In [1]:
# Install required libraries
%pip install nltk sacrebleu

Note: you may need to restart the kernel to use updated packages.


In [2]:
import math
import sacrebleu
import nltk
from nltk.translate.bleu_score import sentence_bleu
from nltk import ngrams
from nltk.stem import PorterStemmer
from nltk.corpus import wordnet
nltk.download('wordnet')

[nltk_data] Downloading package wordnet to
[nltk_data]     C:\Users\nsadi\AppData\Roaming\nltk_data...
[nltk_data]   Package wordnet is already up-to-date!


True

In [3]:
# Example data
reference_sentence = "she was interested in world history because she read the book."
hypothesis_sentence = "she read the book because she was interested in world history."

1. Bilingual Evaluation Understudy (BLEU): BLEU score is calculated by measuring the overlap of n-grams between the candidate translation and the references. The calculation could be represented as:

In [4]:
#Higher is better
def calculate_bleu(hypothesis: str, reference: str) -> float:
    """
    Calculate BLEU score between a hypothesis and a reference.

    Parameters:
    - hypothesis (str): The generated hypothesis or translation.
    - reference (str): The reference or ground truth translation.

    Returns:
    - float: The BLEU score, where higher values indicate better similarity to the reference - 0.0 (no similarity) and 1.0 (perfect similarity to the reference).
    """
    hypothesis_split = hypothesis.split()
    reference_split = reference.split()

    # Using NLTK's sentence_bleu function to calculate BLEU score
    bleu_score = sentence_bleu([reference_split], hypothesis_split)
   
    return bleu_score


In [5]:
bleu_score = calculate_bleu(hypothesis_sentence, reference_sentence)

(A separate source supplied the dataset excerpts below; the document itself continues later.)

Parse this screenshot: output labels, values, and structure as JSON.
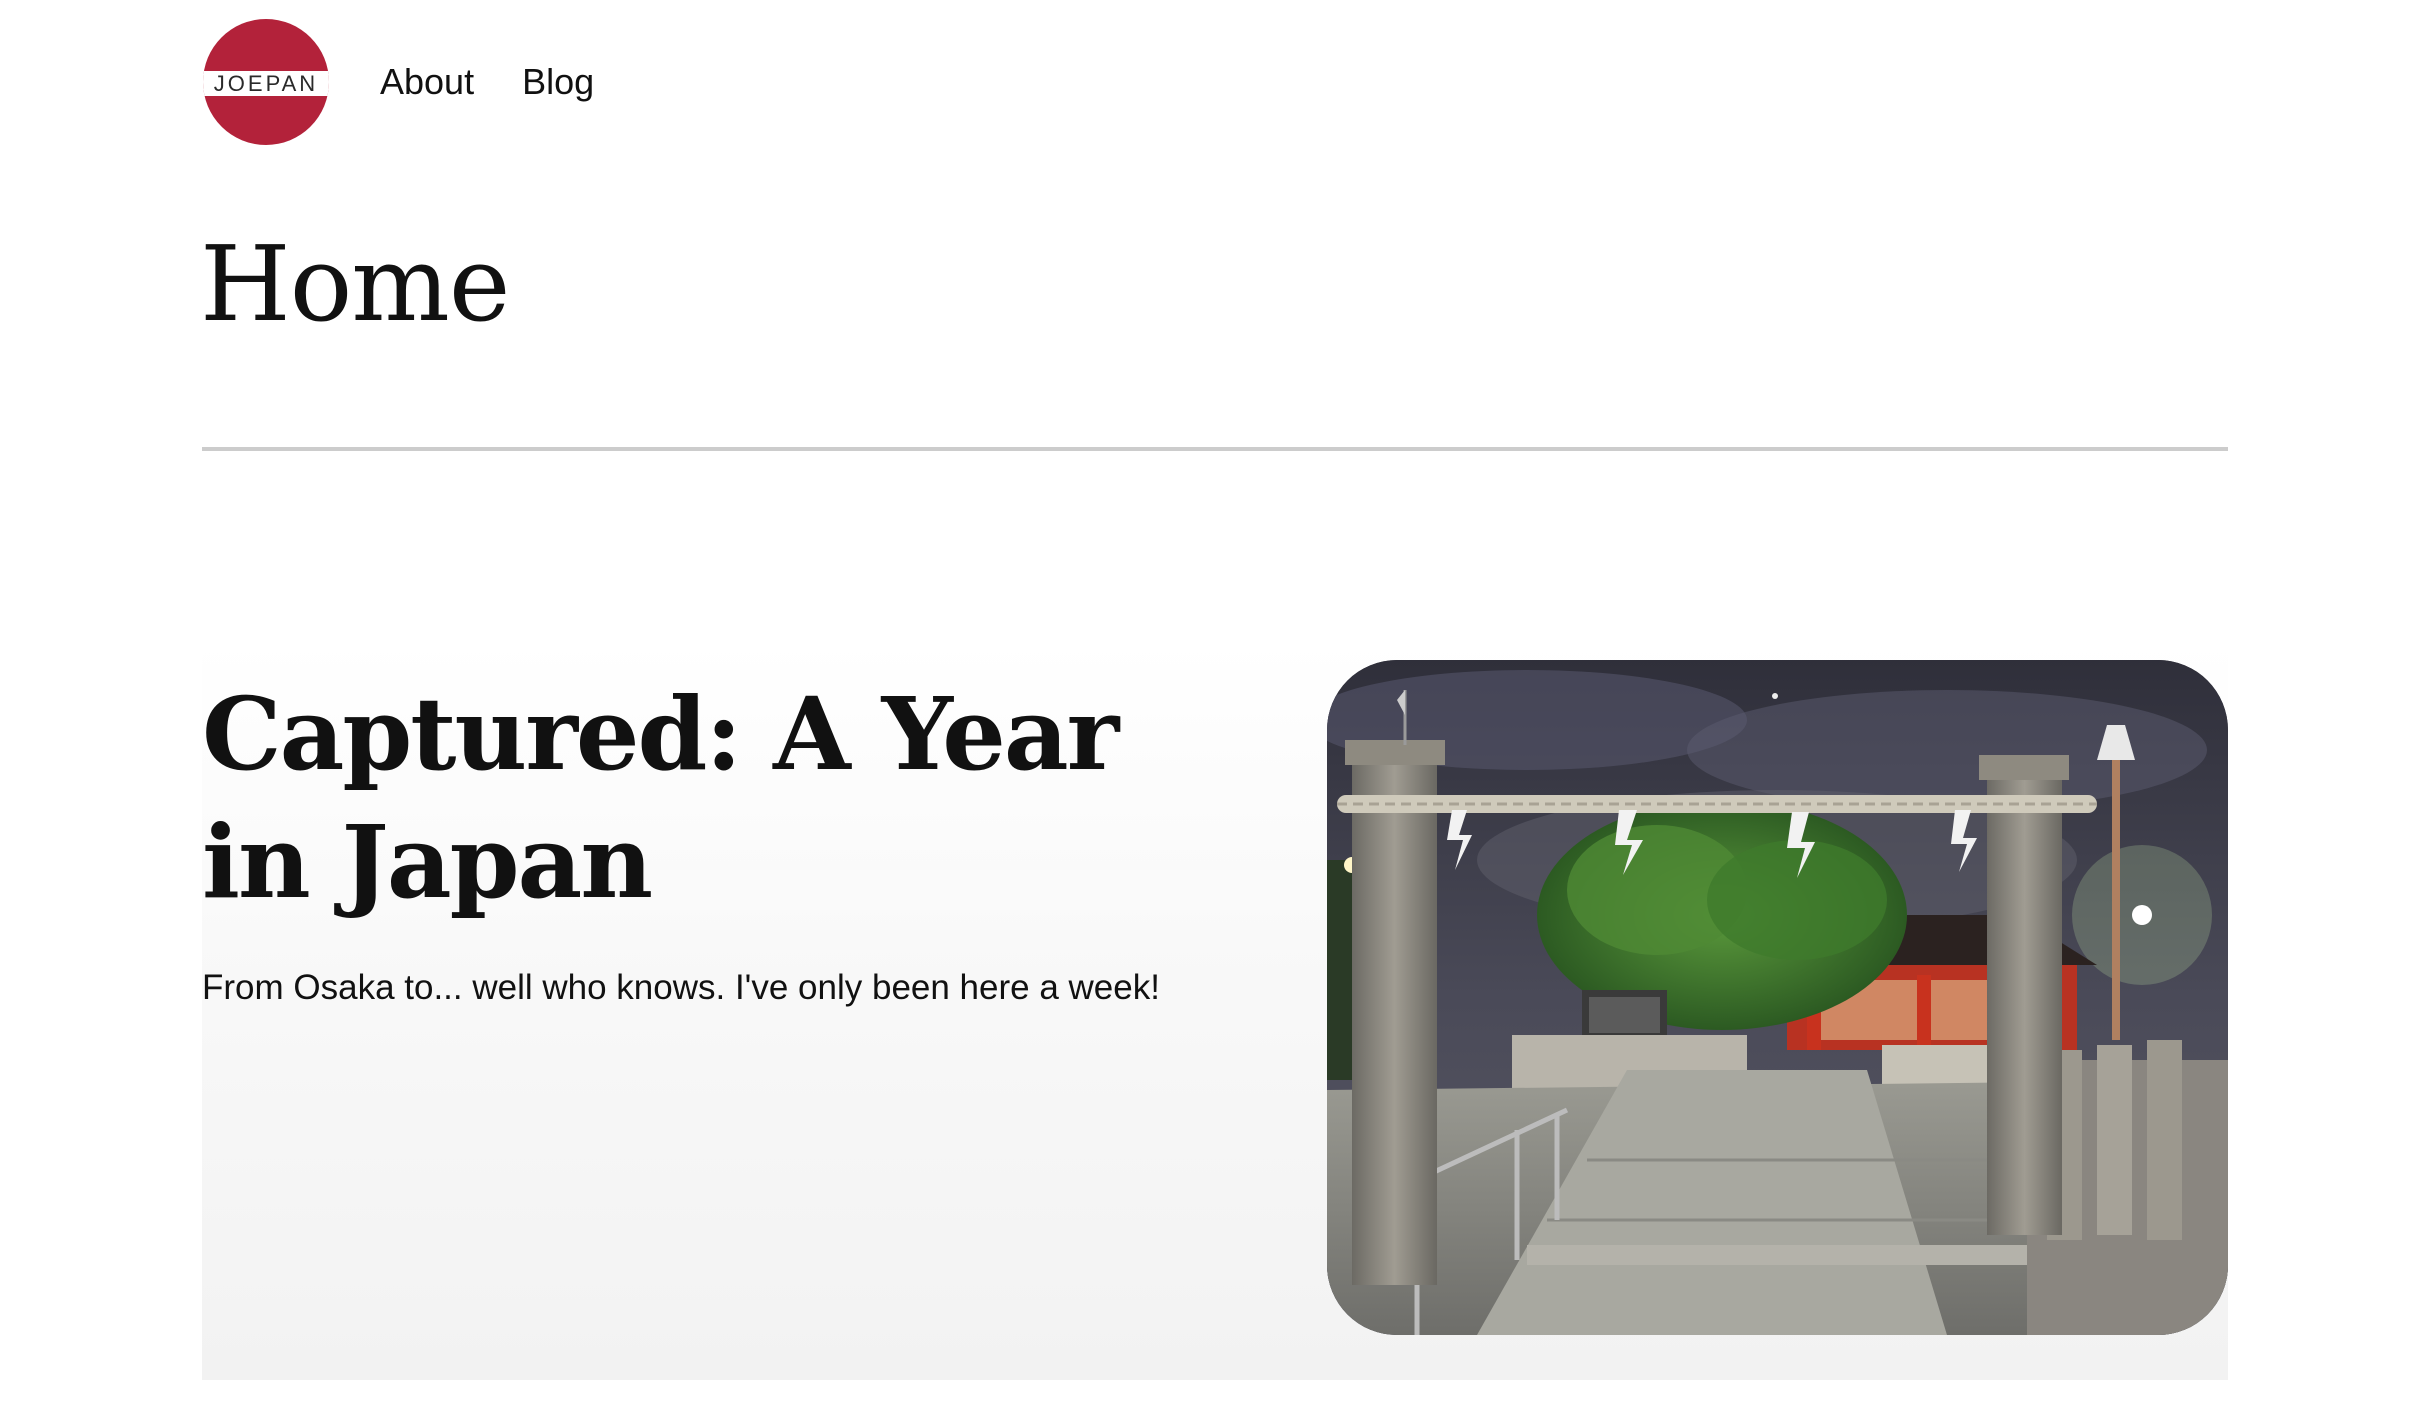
{
  "header": {
    "logo_text": "JOEPAN",
    "nav": [
      {
        "label": "About"
      },
      {
        "label": "Blog"
      }
    ]
  },
  "page": {
    "title": "Home"
  },
  "featured_post": {
    "title": "Captured: A Year in Japan",
    "excerpt": "From Osaka to... well who knows. I've only been here a week!",
    "image_icon": "shrine-torii-photo"
  },
  "colors": {
    "logo_red": "#b3223a",
    "divider": "#cccccc"
  }
}
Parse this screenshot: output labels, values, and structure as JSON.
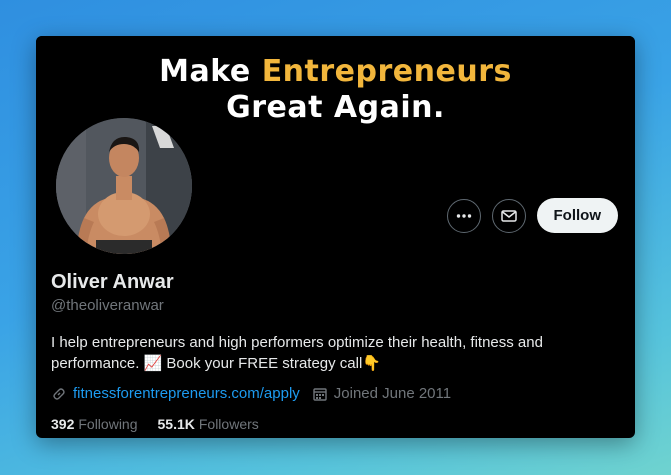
{
  "banner": {
    "line1_prefix": "Make",
    "line1_accent": "Entrepreneurs",
    "line2": "Great Again."
  },
  "profile": {
    "name": "Oliver Anwar",
    "handle": "@theoliveranwar",
    "bio_line1": "I help entrepreneurs and high performers optimize their health, fitness and",
    "bio_line2_a": "performance.",
    "bio_emoji_chart": "📈",
    "bio_line2_b": "Book your FREE strategy call",
    "bio_emoji_point": "👇",
    "link": "fitnessforentrepreneurs.com/apply",
    "joined": "Joined June 2011"
  },
  "stats": {
    "following_count": "392",
    "following_label": "Following",
    "followers_count": "55.1K",
    "followers_label": "Followers"
  },
  "actions": {
    "follow_label": "Follow"
  },
  "icons": {
    "more": "more-icon",
    "mail": "mail-icon",
    "link": "link-icon",
    "calendar": "calendar-icon"
  },
  "colors": {
    "accent_yellow": "#f2b63c",
    "link_blue": "#1d9bf0",
    "muted_gray": "#71767b"
  }
}
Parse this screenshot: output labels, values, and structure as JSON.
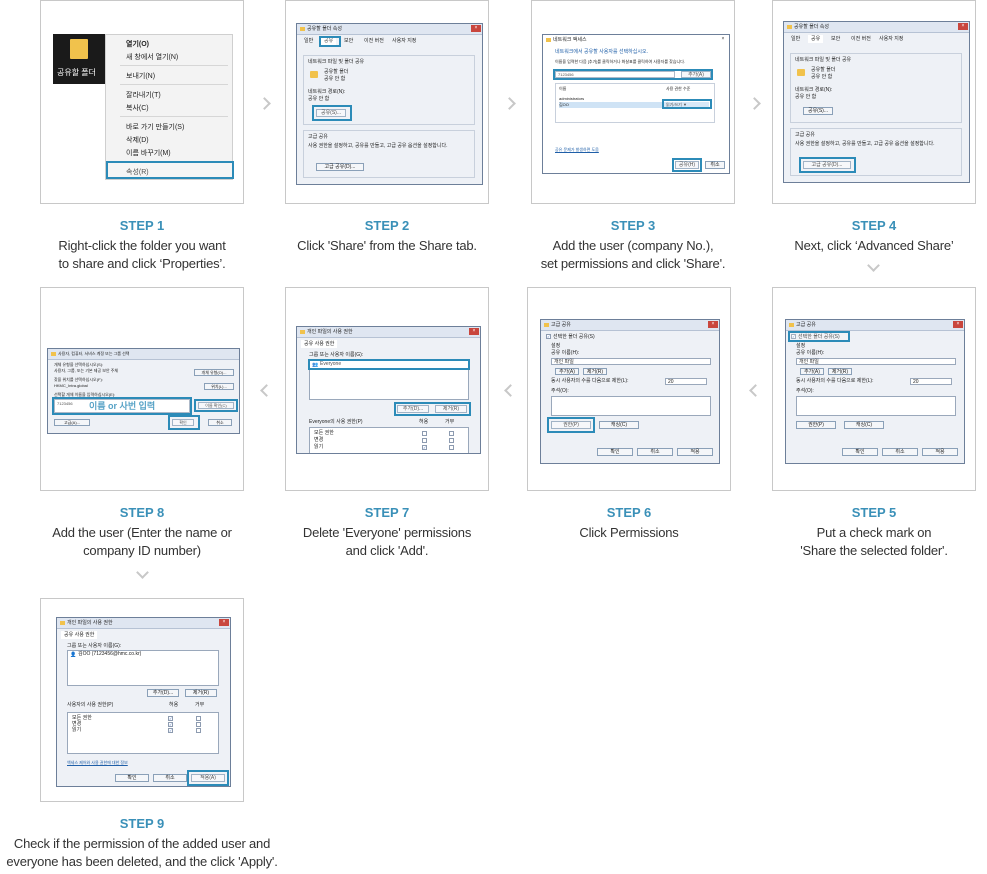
{
  "accent_color": "#2c8bb8",
  "step_color": "#3a90b8",
  "steps": [
    {
      "label": "STEP 1",
      "desc": [
        "Right-click the folder you want",
        "to share and click ‘Properties’."
      ]
    },
    {
      "label": "STEP 2",
      "desc": [
        "Click 'Share' from the Share tab."
      ]
    },
    {
      "label": "STEP 3",
      "desc": [
        "Add the user (company No.),",
        "set permissions and click 'Share'."
      ]
    },
    {
      "label": "STEP 4",
      "desc": [
        "Next, click ‘Advanced Share’"
      ]
    },
    {
      "label": "STEP 5",
      "desc": [
        "Put a check mark on",
        "'Share the selected folder'."
      ]
    },
    {
      "label": "STEP 6",
      "desc": [
        "Click Permissions"
      ]
    },
    {
      "label": "STEP 7",
      "desc": [
        "Delete 'Everyone' permissions",
        "and click 'Add'."
      ]
    },
    {
      "label": "STEP 8",
      "desc": [
        "Add the user (Enter the name or",
        "company ID number)"
      ]
    },
    {
      "label": "STEP 9",
      "desc": [
        "Check if the permission of the added user and",
        "everyone has been deleted, and the click 'Apply'."
      ]
    }
  ],
  "s1": {
    "folder_label": "공유할 폴더",
    "menu": [
      "열기(O)",
      "새 창에서 열기(N)",
      "보내기(N)",
      "잘라내기(T)",
      "복사(C)",
      "바로 가기 만들기(S)",
      "삭제(D)",
      "이름 바꾸기(M)",
      "속성(R)"
    ]
  },
  "props": {
    "title": "공유할 폴더 속성",
    "tabs": [
      "일반",
      "공유",
      "보안",
      "이전 버전",
      "사용자 지정"
    ],
    "net_group": "네트워크 파일 및 폴더 공유",
    "folder_name": "공유할 폴더",
    "not_shared": "공유 안 함",
    "net_path": "네트워크 경로(N):",
    "share_btn": "공유(S)...",
    "adv_group": "고급 공유",
    "adv_text": "사용 권한을 설정하고, 공유를 만들고, 고급 공유 옵션을 설정합니다.",
    "adv_btn": "고급 공유(D)..."
  },
  "s3": {
    "title": "네트워크 액세스",
    "heading": "네트워크에서 공유할 사용자를 선택하십시오.",
    "sub": "이름을 입력한 다음 [추가]를 클릭하거나 화살표를 클릭하여 사용자를 찾습니다.",
    "input_val": "7123456",
    "add_btn": "추가(A)",
    "col_name": "이름",
    "col_perm": "사용 권한 수준",
    "rows": [
      "administrators",
      "김OO"
    ],
    "perm_val": "읽기/쓰기 ▼",
    "link": "공유 문제가 발생하면 도움",
    "share_btn": "공유(H)",
    "cancel_btn": "취소"
  },
  "adv": {
    "title": "고급 공유",
    "check_label": "선택한 폴더 공유(S)",
    "settings": "설정",
    "share_name": "공유 이름(H):",
    "share_val": "개인 파일",
    "add": "추가(A)",
    "remove": "제거(R)",
    "limit": "동시 사용자의 수를 다음으로 제한(L):",
    "limit_val": "20",
    "comment": "주석(O):",
    "perm_btn": "권한(P)",
    "cache_btn": "캐싱(C)",
    "ok": "확인",
    "cancel": "취소",
    "apply": "적용"
  },
  "perm": {
    "title": "개인 파일의 사용 권한",
    "tab": "공유 사용 권한",
    "group_label": "그룹 또는 사용자 이름(G):",
    "everyone": "Everyone",
    "add": "추가(D)...",
    "remove": "제거(R)",
    "perm_label": "Everyone의 사용 권한(P)",
    "allow": "허용",
    "deny": "거부",
    "rows": [
      "모든 권한",
      "변경",
      "읽기"
    ],
    "user_entry": "김OO (7123456@hmc.co.kr)",
    "perm_label9": "사용자의 사용 권한(P)",
    "link": "액세스 제어와 사용 권한에 대한 정보",
    "ok": "확인",
    "cancel": "취소",
    "apply": "적용(A)"
  },
  "s8": {
    "title": "사용자, 컴퓨터, 서비스 계정 또는 그룹 선택",
    "lines": [
      "개체 유형을 선택하십시오(S):",
      "사용자, 그룹, 또는 기본 제공 보안 주체",
      "찾을 위치를 선택하십시오(F):",
      "HKMC_Intra.global"
    ],
    "obj_btn": "개체 유형(O)...",
    "loc_btn": "위치(L)...",
    "enter_label": "선택할 개체 이름을 입력하십시오(E):",
    "input_val": "7123456",
    "hint": "이름 or 사번 입력",
    "check_btn": "이름 확인(C)",
    "adv_btn": "고급(A)...",
    "ok": "확인",
    "cancel": "취소"
  }
}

print(f"BLEU Score: {bleu_score:.3f}")

BLEU Score: 0.502


2. Translation Edit Rate Plus (TERp): TERp is calculated by measuring the matching flaw between machine-generated translations and human-created translation. The calculation could be represented as:

In [6]:
#Higher is better
def calculate_terp(hypothesis: str, reference: str, phrase_table: dict = None, edit_costs: dict = None) -> float:
    """
    Calculate TERp (Translation Edit Rate with partial credit) score between a hypothesis and a reference.

    Parameters:
    - hypothesis (str): The generated hypothesis or translation.
    - reference (str): The reference or ground truth translation.
    - phrase_table (dict, optional): A dictionary representing a phrase table for paraphrase information.
    - edit_costs (dict, optional): A dictionary containing weights for edit operations in the TERp calculation.

    Returns:
    - float: The TERp score, a value indicating the similarity between the hypothesis and the reference,
             where higher values are better.
    """
    hypothesis_tokens = hypothesis.split()
    reference_tokens = reference.split()

    # TERp by Stem Matches, Synonym Matches, and Phrase Substitutions
    stem_matches = calculate_stem_matches(hypothesis_tokens, reference_tokens)
    synonym_matches = calculate_synonym_matches(hypothesis_tokens, reference_tokens)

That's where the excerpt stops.